Mais à côté de ceux, innombrables, qui voient dans l’imposture le moyen de se grandir, de gagner en prestige et en majesté, il y a quelques cas, moins tapageurs, mais qui parlent en faveur de l’imposture : que dire du Roi masqué (ROMAINS, 1932b), qui décide de vivre pendant quelques heures une vie sans couronne ? Que dire du roi Kharal qui, se sachant condamné par un complot mené de concert par son influent premier ministre et par sa première épouse, la reine Sikheïla, décide de se retirer quelque temps pour laisser le trône à Barbazouk, conteur des carrefours, bon imitateur, mais qui surtout « possède, à peu près, [son] physique et [son] visage » (ROMAINS, 1963, 178) ? Qu’il est lâchement criminel ? Oui, mais une fois le danger passé grâce à la poigne et à la ruse de Barbazouk, alors que ce dernier vient le retrouver, dans la boutique de Mourad le marchand où il s’est réfugié, afin de « procéder à une substitution en sens inverse » (ROMAINS, 1963, 250), Kharal comprend qu’il « se sent autant de vocation pour les charmes de la vie privée que notre cher Barbazouk s’est trouvé d’aptitudes pour la charge du pouvoir » (ROMAINS, 1963, 259). Il renonce donc à sa dignité royale et abdique en secret en faveur de son sosie.
Et que dire encore d’Haverkamp lui-même, que saisit un jour une puissante « nostalgie de la tendresse » (ROMAINS, 1944, 33) ? Frédéric Haverkamp deviendra Félix Haupetit, et c’est cet homme élégant mais sans fortune qui saura se faire aimer d’une femme honnête et désintéressée (ROMAINS, 1946, 17-52 notamment).

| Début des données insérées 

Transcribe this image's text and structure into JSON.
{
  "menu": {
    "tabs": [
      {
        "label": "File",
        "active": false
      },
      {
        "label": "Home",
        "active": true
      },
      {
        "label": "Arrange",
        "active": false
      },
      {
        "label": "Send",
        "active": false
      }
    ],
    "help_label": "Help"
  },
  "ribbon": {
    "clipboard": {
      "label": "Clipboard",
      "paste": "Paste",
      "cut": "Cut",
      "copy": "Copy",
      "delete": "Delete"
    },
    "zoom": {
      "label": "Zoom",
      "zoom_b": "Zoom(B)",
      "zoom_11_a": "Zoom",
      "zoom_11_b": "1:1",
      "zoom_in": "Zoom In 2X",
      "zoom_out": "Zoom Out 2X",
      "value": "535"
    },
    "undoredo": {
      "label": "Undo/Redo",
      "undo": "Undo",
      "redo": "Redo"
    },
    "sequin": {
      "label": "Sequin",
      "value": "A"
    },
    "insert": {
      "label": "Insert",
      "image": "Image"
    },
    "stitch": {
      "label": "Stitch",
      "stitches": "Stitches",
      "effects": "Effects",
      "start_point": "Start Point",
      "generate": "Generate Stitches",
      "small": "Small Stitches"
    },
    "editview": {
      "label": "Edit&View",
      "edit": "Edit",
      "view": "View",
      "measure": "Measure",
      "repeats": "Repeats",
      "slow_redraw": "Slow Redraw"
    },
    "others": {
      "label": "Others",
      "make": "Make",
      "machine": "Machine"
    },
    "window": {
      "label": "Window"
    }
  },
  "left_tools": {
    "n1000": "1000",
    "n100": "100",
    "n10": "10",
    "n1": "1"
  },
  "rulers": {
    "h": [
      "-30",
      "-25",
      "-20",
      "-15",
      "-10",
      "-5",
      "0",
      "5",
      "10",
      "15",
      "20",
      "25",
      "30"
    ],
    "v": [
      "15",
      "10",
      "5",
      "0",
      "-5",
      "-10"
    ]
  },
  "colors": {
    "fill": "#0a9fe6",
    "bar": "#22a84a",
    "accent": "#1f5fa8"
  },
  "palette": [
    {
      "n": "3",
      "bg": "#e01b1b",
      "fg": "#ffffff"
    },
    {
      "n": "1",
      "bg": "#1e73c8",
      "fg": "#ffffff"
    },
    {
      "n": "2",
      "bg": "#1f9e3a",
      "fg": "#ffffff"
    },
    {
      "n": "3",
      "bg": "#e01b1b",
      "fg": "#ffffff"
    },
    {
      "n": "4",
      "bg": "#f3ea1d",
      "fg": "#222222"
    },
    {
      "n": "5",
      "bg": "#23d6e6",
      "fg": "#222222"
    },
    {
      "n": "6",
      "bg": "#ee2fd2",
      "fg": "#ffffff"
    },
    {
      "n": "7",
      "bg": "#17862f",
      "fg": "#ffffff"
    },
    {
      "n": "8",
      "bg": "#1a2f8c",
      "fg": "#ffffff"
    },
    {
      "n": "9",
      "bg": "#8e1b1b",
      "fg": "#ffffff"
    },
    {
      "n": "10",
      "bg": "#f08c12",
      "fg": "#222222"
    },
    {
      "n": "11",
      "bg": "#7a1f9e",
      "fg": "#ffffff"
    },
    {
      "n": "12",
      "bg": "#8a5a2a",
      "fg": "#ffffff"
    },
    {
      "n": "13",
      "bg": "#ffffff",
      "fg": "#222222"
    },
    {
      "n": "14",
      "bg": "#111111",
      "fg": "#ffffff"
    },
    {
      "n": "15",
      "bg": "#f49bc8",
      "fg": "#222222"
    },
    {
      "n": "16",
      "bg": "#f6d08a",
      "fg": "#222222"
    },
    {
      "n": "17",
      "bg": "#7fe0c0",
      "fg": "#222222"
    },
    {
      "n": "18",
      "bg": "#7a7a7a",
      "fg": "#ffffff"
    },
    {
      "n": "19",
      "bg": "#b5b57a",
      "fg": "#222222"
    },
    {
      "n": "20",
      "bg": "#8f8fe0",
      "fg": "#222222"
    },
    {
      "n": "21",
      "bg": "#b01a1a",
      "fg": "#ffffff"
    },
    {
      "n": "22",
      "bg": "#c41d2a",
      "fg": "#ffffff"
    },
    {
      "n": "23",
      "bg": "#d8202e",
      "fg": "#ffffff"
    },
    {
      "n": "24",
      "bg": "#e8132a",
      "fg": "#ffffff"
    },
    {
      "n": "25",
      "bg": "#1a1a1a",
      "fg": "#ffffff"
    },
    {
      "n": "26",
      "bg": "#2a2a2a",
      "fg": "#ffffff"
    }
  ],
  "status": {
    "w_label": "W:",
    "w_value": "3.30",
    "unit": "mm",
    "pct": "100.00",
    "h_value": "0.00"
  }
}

Voici trois imposteurs dont l’ambition n’est pas ascendante ; trois imposteurs mus par ce désir passionné de « se perdre », de « se sentir perdu » (ROMAINS, 1937c, 194) qui saisit parfois Jallez – mais ce dernier, que la renommée n’a pas encore favorisé, n’a besoin d’aucun subterfuge pour y parvenir ; trois imposteurs qui veulent se réfugier « dans une petite pliure du monde » (ROMAINS, 1941, 125), pour s’y protéger de ces simulacres d’eux-mêmes que le public connaît, ou plutôt croit connaître.
Le jeu de masques entre l’essence et les apparences semble infini : l’un (Musse) se montre tel qu’il n’est pas pour pouvoir être lui-même ; l’autre (Barbazouk) met le masque d’un autre pour montrer son vrai visage ; d’autres enfin (le roi masqué, le roi Kharal, Haverkamp-Haupetit) ôtent leur masque, non pour afficher leur visage, mais au contraire pour se rendre invisibles, ou presque.
Il est facile d’en conclure que le jeu des hommes est ainsi fait qu’il faut se cacher (en se masquant ou en se retirant) pour se révéler ou s’épanouir. Mais le discours social est doublé d’un discours sur la représentation : car Barbazouk est un conteur-acteur, et ce que nous propose Romains, c’est aussi un paradoxe de la comédie.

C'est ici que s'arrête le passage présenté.